- IATA: none; ICAO: OS61;

Summary
- Airport type: Military
- Owner: Syrian Armed Forces
- Operator: Syrian Air Force
- Location: Al-Dumayr, Rif Dimashq Governorate
- In use: Unknown–present
- Coordinates: 33°36′35″N 36°44′56″E﻿ / ﻿33.60972°N 36.74889°E

Map
- Al-Dumayr Air Base Location in Syria

Runways
| Direction | Length |  | Surface |
| ft | m |
| 00/00 | 10,335 | 3,150 | Concrete |
| 00/00 | 7,756 | 2,364 | Grass |

= Al-Dumayr Air Base =

Al-Dumayr Air Base (مطار الضمير العسكري) is a Syrian Air Force installation located 40 kilometers north-east of Damascus, Syria.

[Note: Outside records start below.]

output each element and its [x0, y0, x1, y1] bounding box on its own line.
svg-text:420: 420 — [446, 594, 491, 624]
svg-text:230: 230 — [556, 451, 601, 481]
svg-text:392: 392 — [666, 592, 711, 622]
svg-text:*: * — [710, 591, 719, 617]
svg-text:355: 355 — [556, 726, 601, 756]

The airbase was used extensively by the Syrian Arab Air Forces and Iranian Armed Forces during the Syrian Civil War.

== History ==
The base was used to support the army campaign on Eastern Ghouta. On 22 February 2018, Jaysh al-Islam bombed the airbase in an effort to weaken Syrian attacks on the rebel held enclave.

On 21 June 2022, four Syrian soldiers were killed near the airbase following an ambush by Islamic State fighters.

During the fall of Damascus, Burkan al-Furat seized the base from the Ba'athist regime.